Rund 196.000 Menschen sollen laut Organisatoren an den Gedenkdemonstrationen in Kiew teilnehmen, die noch bis kommenden Mittwoch stattfinden werden. Für den heutigen Morgen waren außerdem Demonstrationen für mehr sozialen Schutz vor dem Regierungsgebäude angekündigt. Diese fanden jedoch nicht statt, die Lage im Regierungsviertel ist weiterhin ruhig.

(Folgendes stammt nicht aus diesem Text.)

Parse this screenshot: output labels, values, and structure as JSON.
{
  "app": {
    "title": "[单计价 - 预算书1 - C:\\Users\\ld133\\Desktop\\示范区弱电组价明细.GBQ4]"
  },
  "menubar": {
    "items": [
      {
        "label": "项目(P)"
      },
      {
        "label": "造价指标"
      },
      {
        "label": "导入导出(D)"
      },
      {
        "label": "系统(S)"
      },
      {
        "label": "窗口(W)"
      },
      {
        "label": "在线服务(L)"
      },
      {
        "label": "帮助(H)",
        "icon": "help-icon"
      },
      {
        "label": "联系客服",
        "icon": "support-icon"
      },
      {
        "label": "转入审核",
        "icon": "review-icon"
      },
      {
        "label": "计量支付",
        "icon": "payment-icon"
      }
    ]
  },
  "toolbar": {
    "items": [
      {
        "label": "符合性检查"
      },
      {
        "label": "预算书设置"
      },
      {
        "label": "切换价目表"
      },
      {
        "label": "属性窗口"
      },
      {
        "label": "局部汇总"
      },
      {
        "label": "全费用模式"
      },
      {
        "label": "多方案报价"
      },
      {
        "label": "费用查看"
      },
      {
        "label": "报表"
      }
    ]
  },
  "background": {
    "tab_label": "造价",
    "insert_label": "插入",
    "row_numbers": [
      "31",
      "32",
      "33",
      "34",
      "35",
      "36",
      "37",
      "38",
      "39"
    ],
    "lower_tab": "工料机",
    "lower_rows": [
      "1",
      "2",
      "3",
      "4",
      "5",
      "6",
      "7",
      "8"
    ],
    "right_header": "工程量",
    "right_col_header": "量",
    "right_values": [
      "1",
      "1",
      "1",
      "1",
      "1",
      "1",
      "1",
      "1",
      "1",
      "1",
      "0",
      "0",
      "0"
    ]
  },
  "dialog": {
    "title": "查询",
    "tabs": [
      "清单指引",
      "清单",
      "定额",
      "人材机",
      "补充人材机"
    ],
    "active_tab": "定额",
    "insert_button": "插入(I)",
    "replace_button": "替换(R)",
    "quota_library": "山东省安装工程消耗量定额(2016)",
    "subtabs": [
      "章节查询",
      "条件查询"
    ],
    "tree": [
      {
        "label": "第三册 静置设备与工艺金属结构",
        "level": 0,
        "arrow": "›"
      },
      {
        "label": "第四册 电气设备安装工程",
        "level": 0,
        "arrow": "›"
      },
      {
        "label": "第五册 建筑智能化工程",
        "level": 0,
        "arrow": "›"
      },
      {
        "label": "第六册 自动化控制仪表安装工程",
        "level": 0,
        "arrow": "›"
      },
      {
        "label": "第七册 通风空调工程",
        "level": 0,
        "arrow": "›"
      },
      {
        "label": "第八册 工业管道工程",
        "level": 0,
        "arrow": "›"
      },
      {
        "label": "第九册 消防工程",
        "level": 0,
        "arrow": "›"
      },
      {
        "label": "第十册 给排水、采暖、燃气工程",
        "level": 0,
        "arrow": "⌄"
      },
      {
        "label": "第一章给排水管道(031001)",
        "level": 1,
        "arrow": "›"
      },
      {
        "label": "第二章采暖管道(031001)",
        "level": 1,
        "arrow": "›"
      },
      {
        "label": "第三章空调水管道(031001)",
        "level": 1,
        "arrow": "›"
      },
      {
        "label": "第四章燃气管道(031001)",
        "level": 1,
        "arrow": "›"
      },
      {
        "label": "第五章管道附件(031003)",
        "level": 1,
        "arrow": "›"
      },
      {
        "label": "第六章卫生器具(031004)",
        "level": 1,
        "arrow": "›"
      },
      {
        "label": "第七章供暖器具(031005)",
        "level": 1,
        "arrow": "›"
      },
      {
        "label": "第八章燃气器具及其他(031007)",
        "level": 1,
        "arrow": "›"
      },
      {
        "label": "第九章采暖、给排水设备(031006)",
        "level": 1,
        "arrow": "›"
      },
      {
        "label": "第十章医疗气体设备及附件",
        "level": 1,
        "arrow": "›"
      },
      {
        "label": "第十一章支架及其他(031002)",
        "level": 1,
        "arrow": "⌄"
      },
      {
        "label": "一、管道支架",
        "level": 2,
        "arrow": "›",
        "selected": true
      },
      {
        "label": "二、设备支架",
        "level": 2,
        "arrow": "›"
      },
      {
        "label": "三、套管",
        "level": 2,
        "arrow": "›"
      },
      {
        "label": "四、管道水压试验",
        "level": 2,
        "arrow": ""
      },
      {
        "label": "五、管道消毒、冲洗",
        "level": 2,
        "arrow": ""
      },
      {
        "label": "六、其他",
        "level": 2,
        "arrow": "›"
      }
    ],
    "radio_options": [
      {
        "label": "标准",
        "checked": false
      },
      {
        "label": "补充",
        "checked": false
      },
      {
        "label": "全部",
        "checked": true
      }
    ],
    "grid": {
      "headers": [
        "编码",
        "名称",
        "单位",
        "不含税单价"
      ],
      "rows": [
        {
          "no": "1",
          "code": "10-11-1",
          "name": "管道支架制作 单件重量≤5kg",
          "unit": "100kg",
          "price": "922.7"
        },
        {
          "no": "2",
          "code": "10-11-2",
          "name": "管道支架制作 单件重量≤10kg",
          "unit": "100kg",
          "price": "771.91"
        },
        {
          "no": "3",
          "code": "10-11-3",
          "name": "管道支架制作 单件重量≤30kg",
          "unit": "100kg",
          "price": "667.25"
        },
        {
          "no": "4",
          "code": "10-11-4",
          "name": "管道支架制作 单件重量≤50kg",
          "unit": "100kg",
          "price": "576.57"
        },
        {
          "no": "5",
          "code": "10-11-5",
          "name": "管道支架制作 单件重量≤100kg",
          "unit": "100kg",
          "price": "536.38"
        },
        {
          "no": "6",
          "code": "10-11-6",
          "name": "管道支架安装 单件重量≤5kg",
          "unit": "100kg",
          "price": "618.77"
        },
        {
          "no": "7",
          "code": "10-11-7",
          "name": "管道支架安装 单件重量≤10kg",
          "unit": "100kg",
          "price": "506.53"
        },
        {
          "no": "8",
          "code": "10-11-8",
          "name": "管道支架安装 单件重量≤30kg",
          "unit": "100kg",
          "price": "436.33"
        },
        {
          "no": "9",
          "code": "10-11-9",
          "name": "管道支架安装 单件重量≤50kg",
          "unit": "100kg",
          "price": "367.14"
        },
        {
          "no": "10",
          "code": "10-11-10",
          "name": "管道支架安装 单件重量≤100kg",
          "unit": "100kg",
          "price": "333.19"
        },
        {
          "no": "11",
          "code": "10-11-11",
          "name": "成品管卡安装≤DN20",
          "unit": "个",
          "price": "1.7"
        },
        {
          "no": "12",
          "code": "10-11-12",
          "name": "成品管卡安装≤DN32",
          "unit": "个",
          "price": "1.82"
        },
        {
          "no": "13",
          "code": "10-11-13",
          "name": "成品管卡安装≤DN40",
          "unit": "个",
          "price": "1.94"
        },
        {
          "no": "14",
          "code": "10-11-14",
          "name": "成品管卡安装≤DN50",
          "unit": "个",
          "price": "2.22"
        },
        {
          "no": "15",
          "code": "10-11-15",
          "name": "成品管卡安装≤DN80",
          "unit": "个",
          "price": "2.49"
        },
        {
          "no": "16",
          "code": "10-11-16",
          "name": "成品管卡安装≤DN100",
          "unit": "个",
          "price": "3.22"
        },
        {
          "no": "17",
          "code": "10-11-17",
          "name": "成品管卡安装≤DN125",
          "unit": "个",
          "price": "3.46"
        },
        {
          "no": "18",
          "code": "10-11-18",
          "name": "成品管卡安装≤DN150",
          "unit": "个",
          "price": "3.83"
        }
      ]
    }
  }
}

Einige hundert ukrainische Nationalisten und Mitglieder des Rechten Sektors haben sich vor circa zweieinhalb Stunden auf dem Maidan versammelt. Sie kamen aus Richtung des Denkmals für die Verstorbenen. Sie tragen Tarnuniformen und halten die Flaggen ihrer Organisation hoch. Außerdem sind viele Kämpfer freiwilliger Bataillone auf dem Maidan zu sehen. Sie haben sich nach eigenen Angaben versammelt, um „der Helden der Ukraine zu gedenken“.

 

Die meisten Teilnehmer der Kundgebungen halten sich auf dem Maidan auf, wo zudem die Portraits der Todesopfer aufgestellt sind. Einige Demonstranten nehmen auch an einer Andacht vor dem Denkmal für die Opfer teil. Im Kiewer Stadtzentrum wurden die Sicherheitsmaßnahmen verstärkt. Im Regierungsviertel patrouillieren mehrere hundert Polizisten und die ukrainische Nationalgarde. Zudem habe die Polizei die Präsidialverwaltung abgeriegelt und lasse niemanden dorthin durch.

Auf den wichtigsten Straßen im Zentrum Kiews sind Metalldetektoren aufgestellt, Kiews zentrale Verkehrsader – der Kreschtschatik – ist abgeriegelt. Die Lage sei ruhig, die Polizei habe die Lage unter Kontrolle, sagte ein Polizeisprecher.